According to the article, some employers saw the benefit of offering health insurance to their employees, which was beneficial to hospitals and policymakers as well. “These plans pooled together large groups of people, some healthy and others not. Health insurance would only work with a delicate mix: You need some people to pay in more than they take out because there will be those others who receive more in care than they contribute financially. They also simplified matters for insurers, who could collect premiums from one employer rather than many individuals.”

The government didn’t tax health benefits as income, but companies could deduct the cost from their taxes. More people started getting health insurance, from 20 million to over 142 million in 1950. Because these benefits, it has been impossible for the government to break the system until now.
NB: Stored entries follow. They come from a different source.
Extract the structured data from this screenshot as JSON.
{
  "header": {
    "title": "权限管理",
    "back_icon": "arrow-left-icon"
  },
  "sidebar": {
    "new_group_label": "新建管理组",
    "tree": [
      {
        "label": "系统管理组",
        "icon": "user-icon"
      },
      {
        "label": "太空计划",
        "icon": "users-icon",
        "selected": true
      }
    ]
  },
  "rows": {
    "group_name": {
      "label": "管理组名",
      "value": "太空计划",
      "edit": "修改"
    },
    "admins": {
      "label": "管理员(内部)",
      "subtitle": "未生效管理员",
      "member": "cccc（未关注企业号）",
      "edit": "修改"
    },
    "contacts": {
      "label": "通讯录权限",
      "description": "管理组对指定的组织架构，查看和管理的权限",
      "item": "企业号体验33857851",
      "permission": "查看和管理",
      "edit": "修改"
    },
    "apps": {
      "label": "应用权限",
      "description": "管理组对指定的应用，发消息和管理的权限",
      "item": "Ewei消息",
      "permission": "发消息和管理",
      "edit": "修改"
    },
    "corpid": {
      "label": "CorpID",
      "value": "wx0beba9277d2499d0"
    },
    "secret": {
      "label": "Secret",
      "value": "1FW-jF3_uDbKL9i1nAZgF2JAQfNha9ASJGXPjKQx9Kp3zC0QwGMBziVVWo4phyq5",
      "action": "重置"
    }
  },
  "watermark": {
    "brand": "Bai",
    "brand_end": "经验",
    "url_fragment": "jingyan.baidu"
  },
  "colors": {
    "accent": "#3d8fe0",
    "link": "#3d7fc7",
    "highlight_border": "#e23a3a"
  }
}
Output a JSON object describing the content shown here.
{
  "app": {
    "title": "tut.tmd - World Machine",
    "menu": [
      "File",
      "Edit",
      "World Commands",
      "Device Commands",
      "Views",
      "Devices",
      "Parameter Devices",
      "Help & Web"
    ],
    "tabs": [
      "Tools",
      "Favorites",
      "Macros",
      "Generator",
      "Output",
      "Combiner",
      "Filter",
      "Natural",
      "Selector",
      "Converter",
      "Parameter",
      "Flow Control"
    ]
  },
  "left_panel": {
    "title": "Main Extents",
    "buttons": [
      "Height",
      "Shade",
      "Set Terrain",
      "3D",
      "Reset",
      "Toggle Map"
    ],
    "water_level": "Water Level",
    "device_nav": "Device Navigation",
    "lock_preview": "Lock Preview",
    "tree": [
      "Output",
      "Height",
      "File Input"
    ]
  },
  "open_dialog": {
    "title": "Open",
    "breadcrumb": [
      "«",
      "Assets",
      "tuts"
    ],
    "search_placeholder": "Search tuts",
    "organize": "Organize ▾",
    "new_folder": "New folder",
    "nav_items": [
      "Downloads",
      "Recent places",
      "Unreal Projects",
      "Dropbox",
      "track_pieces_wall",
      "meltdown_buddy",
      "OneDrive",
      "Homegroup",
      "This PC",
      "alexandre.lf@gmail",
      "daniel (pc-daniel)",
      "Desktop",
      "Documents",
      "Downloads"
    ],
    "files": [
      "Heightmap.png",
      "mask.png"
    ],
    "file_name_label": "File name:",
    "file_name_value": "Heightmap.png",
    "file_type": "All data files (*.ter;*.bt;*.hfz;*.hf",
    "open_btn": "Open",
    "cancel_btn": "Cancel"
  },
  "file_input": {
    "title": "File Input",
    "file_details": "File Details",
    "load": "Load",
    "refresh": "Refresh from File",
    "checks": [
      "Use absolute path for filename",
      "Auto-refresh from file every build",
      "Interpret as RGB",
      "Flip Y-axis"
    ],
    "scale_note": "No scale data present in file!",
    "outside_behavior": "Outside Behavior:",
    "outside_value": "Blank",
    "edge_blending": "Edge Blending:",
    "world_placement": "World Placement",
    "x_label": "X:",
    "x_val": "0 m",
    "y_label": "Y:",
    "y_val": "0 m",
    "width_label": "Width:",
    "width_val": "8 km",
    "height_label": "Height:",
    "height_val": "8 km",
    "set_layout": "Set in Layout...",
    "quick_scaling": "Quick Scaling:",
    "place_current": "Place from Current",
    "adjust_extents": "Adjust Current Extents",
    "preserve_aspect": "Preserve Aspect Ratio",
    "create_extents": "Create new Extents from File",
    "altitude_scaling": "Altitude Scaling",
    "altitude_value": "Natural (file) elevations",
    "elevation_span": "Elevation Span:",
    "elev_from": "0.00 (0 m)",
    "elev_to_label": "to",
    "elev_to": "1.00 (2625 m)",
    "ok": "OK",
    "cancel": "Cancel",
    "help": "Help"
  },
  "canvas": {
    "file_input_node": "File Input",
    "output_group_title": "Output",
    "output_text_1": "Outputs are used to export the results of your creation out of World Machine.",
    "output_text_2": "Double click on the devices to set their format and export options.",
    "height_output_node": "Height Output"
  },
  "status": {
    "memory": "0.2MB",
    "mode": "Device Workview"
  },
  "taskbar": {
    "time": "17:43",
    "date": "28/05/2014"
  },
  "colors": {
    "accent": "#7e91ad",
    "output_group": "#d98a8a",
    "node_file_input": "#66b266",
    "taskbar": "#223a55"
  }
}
The truth, though, is that it is impossible, under the system the US has set up, to keep your plan. If you lose your job, you lose your plan. If you change jobs, you lose your plan. Even if you never change jobs, your employer could easily decide to change insurers or adjust your benefits.

Workers find this lack of control frustrating. Many recent labor disputes have hinged on health benefits, as employees get fed up with being asked to pay more and more of their own money for medical care.

Because of the government’s inability to intervene in this system, the employee share of premium costs is increasing, resulting in a higher cost of health care in the US. “In a larger sense, the US is locked into a system of employer-sponsored insurance, a quirk of history that sets our system apart from those of our economic and cultural peers”, Vox reports.